Reviews: 172

4th Sign
Eloge de la Lenteur (Part 2)
Ondulé

The second instalment of Joss Moog & Around7’s elegant Jazz-Funk referencing experience is every bit a sumptuous as the first with the opening lounge factor of The Movement scoring particularly high. Next, No Trouble No Men ups the tempo driving the beats hard, while the gorgeous Deep Dip follows in a more melancholy vein. The Right Color then reworks a touch of Jazz with a vengeance, as the excitable Hot Saucisse again raises the temperature Ron Hardy style. Which leaves the down-tempo smoky vibes of Lunatique to round off another excellent set of productions from the duo.

Release: May 13

Far Out Monster Disco Orchestra
Where Do We Go From Here?
Far Out Recordings

Featuring the arrangements of Azymuth’s late José Roberto Bertrami and the legendary Arthur Verocai alongside a feast of other Brazilian icons the Far Out Monster Disco Orchestra have been at the receiving end of a sterling number of remixes recently. Now it’s the turn of Andrés and the LTJ Xperience who both rework Where Do We Go From Here? Detroit’s Andrés revisits the track for a second time producing an excellent and certainly crisper version of the killer vocal.
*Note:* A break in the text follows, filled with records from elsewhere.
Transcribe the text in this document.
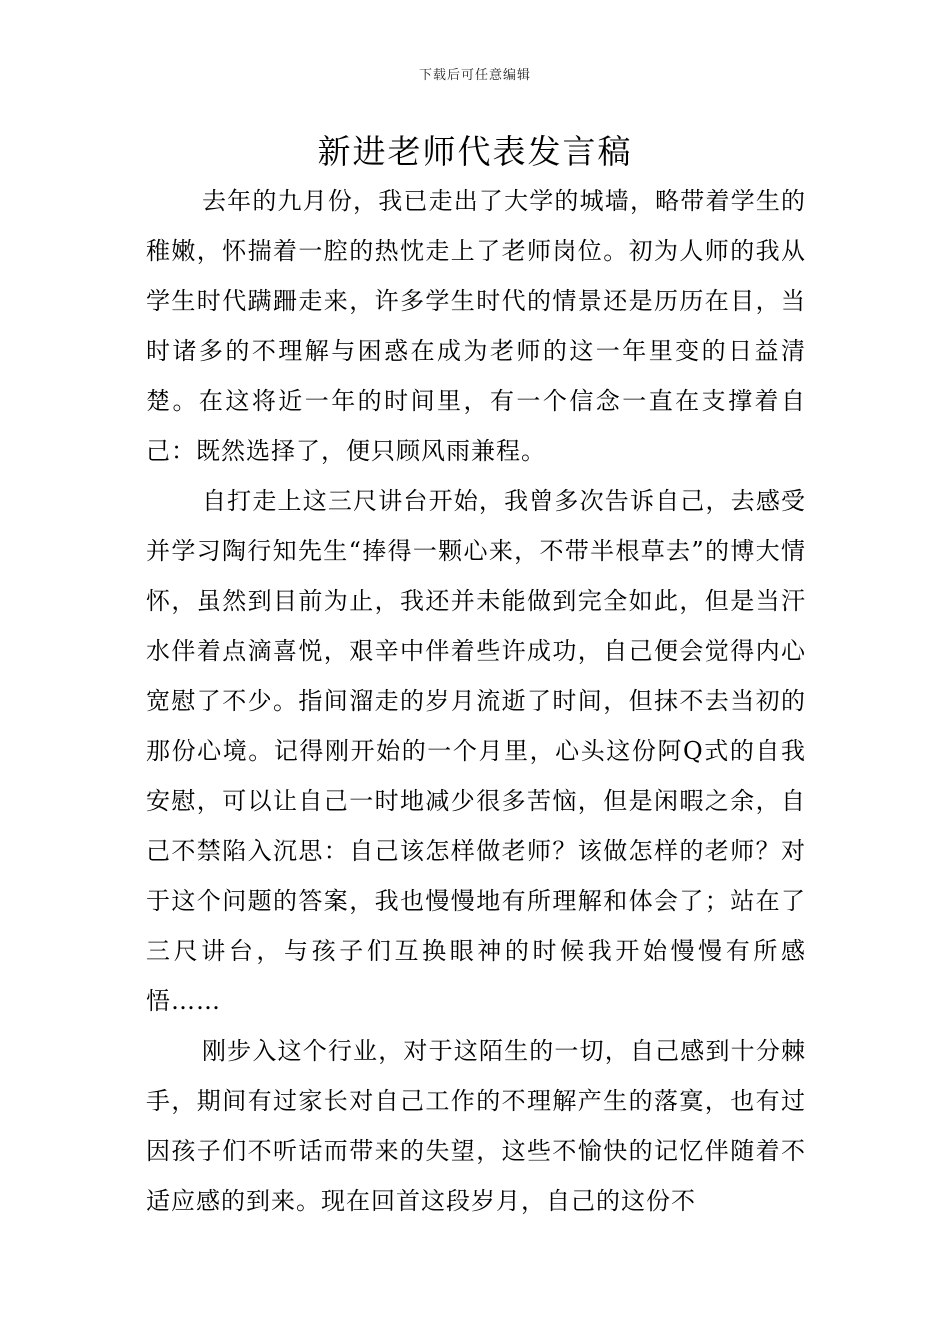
下载后可任意编辑
新进老师代表发言稿

去年的九月份，我已走出了大学的城墙，略带着学生的稚嫩，怀揣着一腔的热忱走上了老师岗位。初为人师的我从学生时代蹒跚走来，许多学生时代的情景还是历历在目，当时诸多的不理解与困惑在成为老师的这一年里变的日益清楚。在这将近一年的时间里，有一个信念一直在支撑着自己：既然选择了，便只顾风雨兼程。

自打走上这三尺讲台开始，我曾多次告诉自己，去感受并学习陶行知先生“捧得一颗心来，不带半根草去”的博大情怀，虽然到目前为止，我还并未能做到完全如此，但是当汗水伴着点滴喜悦，艰辛中伴着些许成功，自己便会觉得内心宽慰了不少。指间溜走的岁月流逝了时间，但抹不去当初的那份心境。记得刚开始的一个月里，心头这份阿Q式的自我安慰，可以让自己一时地减少很多苦恼，但是闲暇之余，自己不禁陷入沉思：自己该怎样做老师？该做怎样的老师？对于这个问题的答案，我也慢慢地有所理解和体会了；站在了三尺讲台，与孩子们互换眼神的时候我开始慢慢有所感悟……

刚步入这个行业，对于这陌生的一切，自己感到十分棘手，期间有过家长对自己工作的不理解产生的落寞，也有过因孩子们不听话而带来的失望，这些不愉快的记忆伴随着不适应感的到来。现在回首这段岁月，自己的这份不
While Luca Trevisi aka LTJ Xperience fuels the song with smoother, more traditionally soulful flavours. Either way this is quality guaranteed.

Release: May 27

https://faroutmonsterdiscoorchestra.bandcamp.com/album/where-do-we-go-from-here-andr-s-ltj-xperience-remixes

DIVINE-600x545Shoot Your Shoot: The Divine Anthology
Big Break Records

Ok, so it may not all have been genius, but at least it was fabulous. Divine exploded all over almost everywhere by the early 80’s with hits such as the highly-energised ‘Native Love (Step by Step)’ and the gloriously trashy ‘Shake It Up’. The larger than life persona was originally christened by John Waters who called Harris Glenn Milstead’s alias “the most beautiful woman in the world, almost.” And began starring in underground films by the late sixties, becoming all the more infamous by the time of Female Trouble (1974) and notorious with the arrival of Hairspray in 1988. In between times Divine released a series of stunning records produced by (the criminally underrated, in terms of Dance history) Bobby O. Prior to the electronic sounds employed on this compilation the artist had a rockier sound, which certainly contrasts with the more polished collaboration via S.A.W by the later eighties. Anyway, sit back and enjoy the ride into oblivion.